One of the most stirring memories of this time was when the teacher said "You should all be glad that we are living right now in the dispensation of Grace (aka the Church Age) because during the next dispensation, the Kingdom Age, the millennium, we will be judged by our very thoughts! Anyone who has a thought against Christ will be struck down dead!" Can you imagine this? The millennial reign being a source of terror to some.
Well I took it all in. This was the truth of Bible to me. Now in my naïveté I had no idea about the history of Dispensationalism I thought it was standard Protestant theology. This is what Luther had taught right? So when it came to studying the Old Testament it was always through the lens of which dispensation was going on at the time. Same with the New Testament. Matthew, Mark, Luke, and John all had been the teaching of Christ during the Law dispensation so that it didn't apply now it would apply during the millennial reign of Christ. What was applicable to me now was the Pauline letters (not Peter, Jude, or John they were for the Jewish Christians) because Paul was the apostle to the gentiles and the Church was that mystery that had never been talked about at all in the Old Testament.
To be continued...
Post Script: I'm trying to finish this by Thanksgiving or right after.
3 comments:
Me write anything important? Don't make me live up to stuff like that!!! I can't do it. I need a lower standard, like the one given to me at Pyro, "Entertaining".
Peter, This is where I started to have problems with Dispensationalism too..."Same with the New Testament. Matthew, Mark, Luke, and John all had been the teaching of Christ during the Law dispensation so that it didn't apply now it would apply during the millennial reign of Christ. What was applicable to me now was the Pauline letters (not Peter, Jude, or John they were for the Jewish Christians) because Paul was the apostle to the gentiles and the Church was that mystery that had never been talked about at all in the Old Testament."

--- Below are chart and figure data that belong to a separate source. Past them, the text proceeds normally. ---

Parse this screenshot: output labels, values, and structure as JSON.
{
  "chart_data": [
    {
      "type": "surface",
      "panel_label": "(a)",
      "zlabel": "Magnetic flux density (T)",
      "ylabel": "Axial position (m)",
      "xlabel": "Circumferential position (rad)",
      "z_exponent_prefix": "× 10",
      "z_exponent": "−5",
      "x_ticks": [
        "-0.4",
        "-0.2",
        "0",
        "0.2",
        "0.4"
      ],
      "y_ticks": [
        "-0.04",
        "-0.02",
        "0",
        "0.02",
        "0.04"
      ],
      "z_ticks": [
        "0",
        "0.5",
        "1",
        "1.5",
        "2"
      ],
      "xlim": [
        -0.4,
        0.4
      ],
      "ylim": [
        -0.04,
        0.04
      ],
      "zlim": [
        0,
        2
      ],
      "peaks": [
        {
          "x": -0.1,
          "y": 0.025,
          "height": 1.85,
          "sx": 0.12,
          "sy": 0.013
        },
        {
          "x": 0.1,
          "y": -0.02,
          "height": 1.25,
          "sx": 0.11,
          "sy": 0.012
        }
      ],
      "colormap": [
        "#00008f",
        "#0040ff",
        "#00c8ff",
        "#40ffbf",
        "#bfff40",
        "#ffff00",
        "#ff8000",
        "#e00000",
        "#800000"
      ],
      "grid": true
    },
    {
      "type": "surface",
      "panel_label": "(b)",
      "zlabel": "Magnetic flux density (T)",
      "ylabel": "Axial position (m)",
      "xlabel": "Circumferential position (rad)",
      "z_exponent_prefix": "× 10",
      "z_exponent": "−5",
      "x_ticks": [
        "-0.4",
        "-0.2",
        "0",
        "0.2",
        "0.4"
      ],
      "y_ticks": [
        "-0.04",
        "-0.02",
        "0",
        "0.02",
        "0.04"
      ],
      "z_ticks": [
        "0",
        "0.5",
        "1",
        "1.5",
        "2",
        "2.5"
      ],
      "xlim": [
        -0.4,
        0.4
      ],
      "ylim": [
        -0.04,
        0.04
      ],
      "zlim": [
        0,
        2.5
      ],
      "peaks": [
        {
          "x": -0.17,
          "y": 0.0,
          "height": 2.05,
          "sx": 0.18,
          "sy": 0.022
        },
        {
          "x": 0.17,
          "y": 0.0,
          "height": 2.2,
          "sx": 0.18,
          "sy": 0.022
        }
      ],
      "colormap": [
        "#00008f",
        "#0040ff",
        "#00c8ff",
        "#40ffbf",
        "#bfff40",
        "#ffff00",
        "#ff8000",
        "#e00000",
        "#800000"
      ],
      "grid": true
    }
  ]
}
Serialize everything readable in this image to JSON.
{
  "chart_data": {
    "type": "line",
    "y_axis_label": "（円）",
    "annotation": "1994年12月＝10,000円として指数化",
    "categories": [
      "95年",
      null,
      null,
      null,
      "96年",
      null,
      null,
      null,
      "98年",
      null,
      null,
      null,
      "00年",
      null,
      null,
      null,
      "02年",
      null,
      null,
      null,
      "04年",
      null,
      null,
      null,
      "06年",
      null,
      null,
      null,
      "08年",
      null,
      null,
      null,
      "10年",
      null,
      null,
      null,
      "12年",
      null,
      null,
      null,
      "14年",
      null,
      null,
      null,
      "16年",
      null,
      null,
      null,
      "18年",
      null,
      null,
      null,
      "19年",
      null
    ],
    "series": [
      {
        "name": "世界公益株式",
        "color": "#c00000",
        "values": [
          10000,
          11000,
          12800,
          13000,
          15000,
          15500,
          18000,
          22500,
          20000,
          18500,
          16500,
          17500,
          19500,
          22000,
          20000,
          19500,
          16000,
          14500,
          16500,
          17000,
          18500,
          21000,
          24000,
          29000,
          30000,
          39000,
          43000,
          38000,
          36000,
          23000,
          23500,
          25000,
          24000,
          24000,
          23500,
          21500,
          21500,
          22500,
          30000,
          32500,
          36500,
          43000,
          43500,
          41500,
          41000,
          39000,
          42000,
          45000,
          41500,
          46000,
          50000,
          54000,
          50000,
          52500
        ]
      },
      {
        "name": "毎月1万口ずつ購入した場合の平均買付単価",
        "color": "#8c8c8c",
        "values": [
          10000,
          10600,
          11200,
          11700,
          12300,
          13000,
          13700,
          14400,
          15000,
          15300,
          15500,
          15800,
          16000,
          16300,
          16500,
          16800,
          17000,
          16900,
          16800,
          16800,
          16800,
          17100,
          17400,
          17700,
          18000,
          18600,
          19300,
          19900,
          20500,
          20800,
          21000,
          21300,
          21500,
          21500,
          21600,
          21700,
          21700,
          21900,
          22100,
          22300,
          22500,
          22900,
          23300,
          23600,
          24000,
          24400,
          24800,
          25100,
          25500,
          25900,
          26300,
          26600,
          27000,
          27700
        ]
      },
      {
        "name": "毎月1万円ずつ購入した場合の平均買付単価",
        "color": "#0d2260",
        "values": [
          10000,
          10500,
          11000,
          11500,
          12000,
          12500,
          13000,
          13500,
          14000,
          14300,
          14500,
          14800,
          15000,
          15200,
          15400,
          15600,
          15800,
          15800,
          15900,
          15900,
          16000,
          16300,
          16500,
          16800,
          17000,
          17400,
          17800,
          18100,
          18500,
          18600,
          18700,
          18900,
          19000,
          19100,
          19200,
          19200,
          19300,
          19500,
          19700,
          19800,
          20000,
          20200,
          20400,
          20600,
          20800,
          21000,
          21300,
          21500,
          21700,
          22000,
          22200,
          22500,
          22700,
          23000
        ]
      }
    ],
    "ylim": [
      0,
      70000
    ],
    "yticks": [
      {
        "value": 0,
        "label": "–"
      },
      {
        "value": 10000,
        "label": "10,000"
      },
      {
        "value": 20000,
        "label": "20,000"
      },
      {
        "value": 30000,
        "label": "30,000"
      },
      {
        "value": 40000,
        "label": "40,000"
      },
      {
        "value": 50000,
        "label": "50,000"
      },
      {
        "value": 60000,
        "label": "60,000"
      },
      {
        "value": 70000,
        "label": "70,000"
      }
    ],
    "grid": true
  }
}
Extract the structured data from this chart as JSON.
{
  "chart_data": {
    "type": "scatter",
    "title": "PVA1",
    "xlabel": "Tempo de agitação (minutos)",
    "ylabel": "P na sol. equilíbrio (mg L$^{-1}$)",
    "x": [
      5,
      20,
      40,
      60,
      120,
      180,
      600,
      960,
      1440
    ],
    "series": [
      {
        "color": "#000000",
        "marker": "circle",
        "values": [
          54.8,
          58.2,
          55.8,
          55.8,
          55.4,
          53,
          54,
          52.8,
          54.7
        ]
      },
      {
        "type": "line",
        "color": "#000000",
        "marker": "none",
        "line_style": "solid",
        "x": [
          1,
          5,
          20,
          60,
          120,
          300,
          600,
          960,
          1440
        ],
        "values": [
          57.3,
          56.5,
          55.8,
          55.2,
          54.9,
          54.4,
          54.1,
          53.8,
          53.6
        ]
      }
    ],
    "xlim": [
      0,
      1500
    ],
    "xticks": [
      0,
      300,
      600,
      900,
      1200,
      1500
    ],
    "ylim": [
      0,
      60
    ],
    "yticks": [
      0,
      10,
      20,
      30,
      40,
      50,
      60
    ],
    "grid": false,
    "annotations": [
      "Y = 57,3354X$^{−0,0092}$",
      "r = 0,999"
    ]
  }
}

I see the Beattitudes as descriptions of Jesus our Lord, and, subsequently, the regenerate man as God works to conform us to the image of His Son. Also, one of the ways He conforms us to that image is by our digging into His Word (2 Cor. 3:18; Romans 12:1-2). If that particular brand of dispyism is correct then a huge chunk of the word is not worthy of our meditation, and does not qualify as part of God's plan for conforming us into His Son's image. That is where I got turned off from Scofield and that brand of Dispensationalism.
Ahhh...much better. Still a cliff-hanger, but not as bad as Part 3. Keep 'em coming.